Les réponses ré-évaluées incluent notamment celles que le moteur ne peut pas correctement évaluer. En d’autres termes, lorsque l’ordinateur a une « confiance faible » dans le score qu’il a attribué, ces réponses sont automatiquement réattribuées à un humain. Le même processus est enclenché si le système rencontre un type de réponse que sa programmation ne reconnaît pas, tel que celles utilisant beaucoup d’argot ou des termes dans une autre langue.

Cependant, les enseignants restent sceptiques quant à la capacité du système à évaluer correctement les réponses des élèves. Selon Hafedh Azaiez, surintendant de l’Independent School District de Round Rock, l’ordinateur pourrait passer à côté d’éléments essentiels que seul un correcteur humain peut relever, ce qui pourrait impacter les notes finales et décourager les élèves. Les enseignants craignent également que le système n’entrave la possibilité de ces derniers de s’exprimer et à fournir des réponses créatives.

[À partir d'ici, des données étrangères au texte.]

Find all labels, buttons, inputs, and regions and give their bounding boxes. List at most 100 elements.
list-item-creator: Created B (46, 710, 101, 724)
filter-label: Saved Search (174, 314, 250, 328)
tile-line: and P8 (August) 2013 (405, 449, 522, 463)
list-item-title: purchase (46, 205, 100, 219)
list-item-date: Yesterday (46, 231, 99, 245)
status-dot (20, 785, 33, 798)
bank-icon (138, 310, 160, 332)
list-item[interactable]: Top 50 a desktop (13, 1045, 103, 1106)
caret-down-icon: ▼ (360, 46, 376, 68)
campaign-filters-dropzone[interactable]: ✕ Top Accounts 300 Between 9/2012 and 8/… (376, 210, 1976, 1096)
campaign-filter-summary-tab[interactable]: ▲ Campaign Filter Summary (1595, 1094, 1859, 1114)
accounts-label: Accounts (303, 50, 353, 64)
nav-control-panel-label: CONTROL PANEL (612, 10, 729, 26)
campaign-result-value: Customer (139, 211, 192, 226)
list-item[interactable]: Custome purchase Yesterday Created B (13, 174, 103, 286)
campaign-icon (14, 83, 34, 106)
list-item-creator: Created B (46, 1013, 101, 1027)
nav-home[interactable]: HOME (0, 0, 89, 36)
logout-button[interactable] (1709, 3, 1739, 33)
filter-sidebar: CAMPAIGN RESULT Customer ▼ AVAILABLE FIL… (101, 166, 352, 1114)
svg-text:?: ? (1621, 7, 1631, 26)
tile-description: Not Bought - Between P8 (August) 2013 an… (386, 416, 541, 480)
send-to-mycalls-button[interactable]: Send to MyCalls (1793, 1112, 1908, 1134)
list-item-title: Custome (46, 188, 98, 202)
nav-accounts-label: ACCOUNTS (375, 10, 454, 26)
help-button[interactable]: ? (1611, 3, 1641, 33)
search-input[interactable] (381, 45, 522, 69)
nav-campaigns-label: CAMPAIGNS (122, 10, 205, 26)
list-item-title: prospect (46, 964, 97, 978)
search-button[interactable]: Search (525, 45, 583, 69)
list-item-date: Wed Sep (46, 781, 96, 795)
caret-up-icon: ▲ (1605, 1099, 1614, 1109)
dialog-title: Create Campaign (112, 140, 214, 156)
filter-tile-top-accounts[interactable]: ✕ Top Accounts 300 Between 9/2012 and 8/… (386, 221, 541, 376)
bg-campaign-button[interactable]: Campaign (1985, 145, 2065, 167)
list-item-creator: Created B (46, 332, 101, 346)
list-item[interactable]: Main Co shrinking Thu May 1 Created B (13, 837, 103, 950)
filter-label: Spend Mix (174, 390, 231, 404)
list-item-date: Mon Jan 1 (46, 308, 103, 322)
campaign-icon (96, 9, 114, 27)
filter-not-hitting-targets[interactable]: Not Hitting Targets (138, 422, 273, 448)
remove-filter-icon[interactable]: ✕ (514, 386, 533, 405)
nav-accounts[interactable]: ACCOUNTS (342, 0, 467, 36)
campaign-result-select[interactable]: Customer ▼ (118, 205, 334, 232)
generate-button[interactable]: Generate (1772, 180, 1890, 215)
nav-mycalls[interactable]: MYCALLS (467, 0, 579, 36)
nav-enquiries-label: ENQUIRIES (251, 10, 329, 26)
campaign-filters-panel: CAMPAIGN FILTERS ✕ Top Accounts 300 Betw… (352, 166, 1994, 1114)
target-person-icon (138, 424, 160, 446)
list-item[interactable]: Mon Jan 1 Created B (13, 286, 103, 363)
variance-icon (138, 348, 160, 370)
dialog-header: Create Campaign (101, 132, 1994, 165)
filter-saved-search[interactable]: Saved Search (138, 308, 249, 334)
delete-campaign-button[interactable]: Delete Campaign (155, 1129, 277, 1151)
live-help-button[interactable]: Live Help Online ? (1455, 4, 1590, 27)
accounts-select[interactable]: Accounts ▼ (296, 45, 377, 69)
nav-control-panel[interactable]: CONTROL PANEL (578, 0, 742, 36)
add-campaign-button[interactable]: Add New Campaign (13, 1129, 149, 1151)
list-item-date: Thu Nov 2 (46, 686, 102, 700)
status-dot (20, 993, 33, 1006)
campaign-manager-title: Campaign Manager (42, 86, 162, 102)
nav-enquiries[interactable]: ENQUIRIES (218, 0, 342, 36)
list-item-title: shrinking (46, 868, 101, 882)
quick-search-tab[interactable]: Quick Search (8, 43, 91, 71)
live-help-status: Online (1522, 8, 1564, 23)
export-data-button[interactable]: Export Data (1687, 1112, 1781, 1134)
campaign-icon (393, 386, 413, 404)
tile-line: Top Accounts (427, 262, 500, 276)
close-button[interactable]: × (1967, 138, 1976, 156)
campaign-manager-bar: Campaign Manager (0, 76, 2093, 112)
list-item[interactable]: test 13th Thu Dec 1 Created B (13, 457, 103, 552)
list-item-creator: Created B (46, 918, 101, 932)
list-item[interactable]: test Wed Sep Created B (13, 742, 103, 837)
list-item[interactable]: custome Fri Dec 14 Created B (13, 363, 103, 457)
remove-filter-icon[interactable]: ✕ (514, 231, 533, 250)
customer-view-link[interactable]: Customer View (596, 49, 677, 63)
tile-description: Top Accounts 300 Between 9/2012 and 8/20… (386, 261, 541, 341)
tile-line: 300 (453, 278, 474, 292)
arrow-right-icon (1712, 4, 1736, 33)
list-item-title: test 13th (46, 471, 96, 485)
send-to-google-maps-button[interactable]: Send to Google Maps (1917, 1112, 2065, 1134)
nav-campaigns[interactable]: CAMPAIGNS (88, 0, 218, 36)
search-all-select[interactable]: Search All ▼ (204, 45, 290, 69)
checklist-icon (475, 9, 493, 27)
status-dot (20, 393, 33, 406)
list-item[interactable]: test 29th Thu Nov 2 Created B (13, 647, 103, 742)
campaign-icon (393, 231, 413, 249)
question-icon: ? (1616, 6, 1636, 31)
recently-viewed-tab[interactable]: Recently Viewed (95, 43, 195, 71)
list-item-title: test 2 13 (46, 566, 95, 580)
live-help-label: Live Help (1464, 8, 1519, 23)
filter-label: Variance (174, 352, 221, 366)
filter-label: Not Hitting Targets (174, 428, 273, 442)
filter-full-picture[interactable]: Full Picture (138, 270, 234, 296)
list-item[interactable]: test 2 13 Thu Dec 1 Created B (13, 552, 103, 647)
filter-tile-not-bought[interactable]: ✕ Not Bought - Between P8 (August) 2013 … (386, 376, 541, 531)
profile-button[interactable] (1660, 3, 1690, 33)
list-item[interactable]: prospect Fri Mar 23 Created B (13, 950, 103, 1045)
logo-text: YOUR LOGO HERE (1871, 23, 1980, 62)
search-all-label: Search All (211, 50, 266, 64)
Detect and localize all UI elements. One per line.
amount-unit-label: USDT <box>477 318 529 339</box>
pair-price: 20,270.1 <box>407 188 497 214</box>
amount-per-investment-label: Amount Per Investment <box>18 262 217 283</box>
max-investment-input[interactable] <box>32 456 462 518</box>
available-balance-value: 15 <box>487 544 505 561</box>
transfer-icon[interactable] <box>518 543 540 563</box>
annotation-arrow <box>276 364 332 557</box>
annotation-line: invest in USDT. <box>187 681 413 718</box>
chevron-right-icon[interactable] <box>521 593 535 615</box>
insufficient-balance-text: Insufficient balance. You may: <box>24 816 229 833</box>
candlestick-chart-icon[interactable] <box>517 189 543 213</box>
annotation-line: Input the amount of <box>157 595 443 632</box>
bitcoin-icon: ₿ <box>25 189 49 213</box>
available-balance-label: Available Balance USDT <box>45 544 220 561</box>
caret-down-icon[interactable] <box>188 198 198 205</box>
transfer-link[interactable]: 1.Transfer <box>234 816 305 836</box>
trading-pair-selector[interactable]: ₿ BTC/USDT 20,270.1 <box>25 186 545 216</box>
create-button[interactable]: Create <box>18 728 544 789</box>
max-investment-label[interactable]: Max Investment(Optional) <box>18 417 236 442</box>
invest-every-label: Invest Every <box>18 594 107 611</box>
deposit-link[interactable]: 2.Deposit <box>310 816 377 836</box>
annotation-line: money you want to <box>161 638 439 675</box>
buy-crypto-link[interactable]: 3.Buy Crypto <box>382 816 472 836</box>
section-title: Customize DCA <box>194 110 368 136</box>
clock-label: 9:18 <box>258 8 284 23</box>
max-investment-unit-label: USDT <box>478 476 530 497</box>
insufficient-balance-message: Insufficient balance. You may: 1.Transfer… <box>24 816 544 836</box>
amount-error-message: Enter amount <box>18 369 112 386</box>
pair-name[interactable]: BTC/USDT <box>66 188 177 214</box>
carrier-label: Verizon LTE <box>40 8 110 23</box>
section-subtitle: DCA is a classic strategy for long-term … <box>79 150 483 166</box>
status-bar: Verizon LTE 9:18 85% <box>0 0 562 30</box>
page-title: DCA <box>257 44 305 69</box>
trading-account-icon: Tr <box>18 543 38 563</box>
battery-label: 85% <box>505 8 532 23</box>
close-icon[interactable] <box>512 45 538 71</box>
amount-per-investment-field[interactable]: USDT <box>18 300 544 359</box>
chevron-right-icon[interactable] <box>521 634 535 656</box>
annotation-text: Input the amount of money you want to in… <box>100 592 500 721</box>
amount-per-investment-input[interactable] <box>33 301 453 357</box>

Les essais préliminaires du système de notation hybride (en décembre 2023) semblent corroborer ces inquiétudes. Dans l’ensemble, il a été constaté que le nombre de zéros (0 points obtenus) augmente significativement malgré la cohérence des réponses. « Pour le moment, nous ne sommes pas en mesure de déterminer s’il y a un problème avec la question du test ou s’il s’agit du nouveau système de notation automatisé », a déclaré Lori Rapp, surintendante de l’Independent School District de Lewisville.

Toutefois, selon la TEA, la refonte de l’examen STAAR en 2023 impliquait que les élèves pouvaient ne pas recevoir de points avec des réponses manquant de structure, même si celles-ci étaient correctes. Afin de réduire les biais, l’agence a indiqué que les étudiants qui devront repasser le test obtiendront des scores différents de ceux qui le passent pour la première fois. « La différence de population est à l’origine de la différence de score, plutôt qu’à l’introduction d’une notation hybride », a expliqué un porte-parole.

En outre, contre un paiement de 50 dollars, les élèves ou leurs parents pourront demander une modification des scores s’ils estiment que le système d’évaluation s’est trompé. Néanmoins, les experts estiment que même si le moteur fonctionne correctement, il lui faudra tout de même un certain temps avant de gagner la confiance des enseignants et des parents.